One of the new categories in the updated code of conduct concerns public nudity. Kraft explained that its inclusion seeks to provide a more nuanced definition of public nudity. Previously, all acts of public nudity would have triggered the university’s Sexual Misconduct Adjudication Process as acts of indecent exposure, regardless of whether they were sexual in nature or were performed without consent.

Separating public nudity from indecent exposure will make sure that cases that do not constitute sexual misconduct are evaluated and acted on by the proper body, according to Kraft.

“Either way you come out, there’s still going to be a consequence for that behavior.
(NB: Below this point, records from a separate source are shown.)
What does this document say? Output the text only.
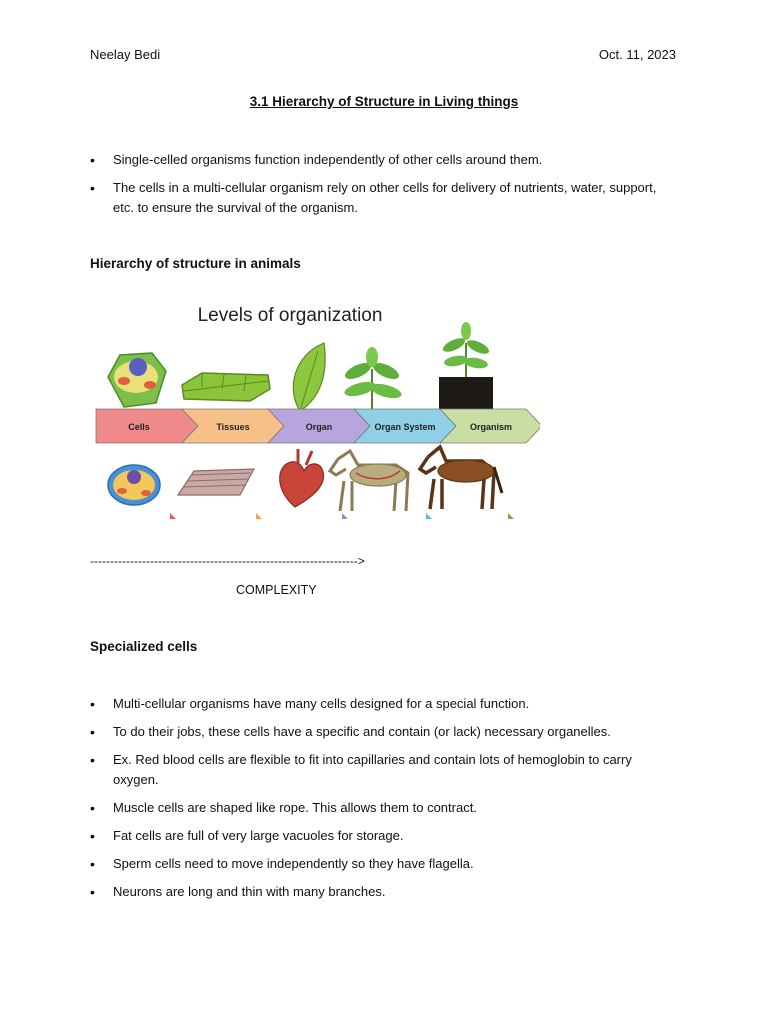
Neelay Bedi	Oct. 11, 2023
3.1 Hierarchy of Structure in Living things
• Single-celled organisms function independently of other cells around them.
• The cells in a multi-cellular organism rely on other cells for delivery of nutrients, water, support, etc. to ensure the survival of the organism.
Hierarchy of structure in animals
Levels of organization
Cells	Tissues	Organ	Organ System	Organism
------------------------------------------------------------------->
COMPLEXITY
Specialized cells
• Multi-cellular organisms have many cells designed for a special function.
• To do their jobs, these cells have a specific and contain (or lack) necessary organelles.
• Ex. Red blood cells are flexible to fit into capillaries and contain lots of hemoglobin to carry oxygen.
• Muscle cells are shaped like rope. This allows them to contract.
• Fat cells are full of very large vacuoles for storage.
• Sperm cells need to move independently so they have flagella.
• Neurons are long and thin with many branches.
If you in fact did it, the consequence would be appropriately targeted and tailored to the behavior that happened,” Kraft said.

Like many other changes in the code, the addition of the category of public nudity is the university’s attempt to maximize reporting of infringements and ensure fair punishments — in this case, by making sure the charge of sexual misconduct is used less freely.

“One of the advantages of this policy change is that now we have this process which doesn’t require you to report it as sexual misconduct,” Kraft said. “The label of indecent exposure [or] sexual misconduct, is something that hangs over people a lot, and so I think sometimes that makes people hesitant to report situations.”

Student conduct resolution procedure

According to Kraft, the revised code will usher in a disciplinary system that is more holistic.

“We want you to learn something from that decision to do something wrong and from the consequences of it, so that you’re better off,” Kraft said. “The typical sanctions now, instead of being consequence-related things, are going to be education-related things.”

The code now includes a section on the rights that both accusing and accused parties are entitled to during the Student Conduct Resolution Procedure (SCRP). The policies revolve around each party’s right to see all evidence and participate in any hearings.

Kraft explained that the SCRP now also processes student organizations in the same way it processes students.

“We didn’t really see why we would want to give more or different options to people or organizations based on their status,” he said. “If the behavior was the same, we want your options to be the same and the policies to be the same.”

The email announcing the revisions explains that the community will have the opportunity to provide feedback on the now-published code in a session on Sept. 17 at 4:30 to 6:30 p.m. in the Sophia Gordon Multipurpose Room.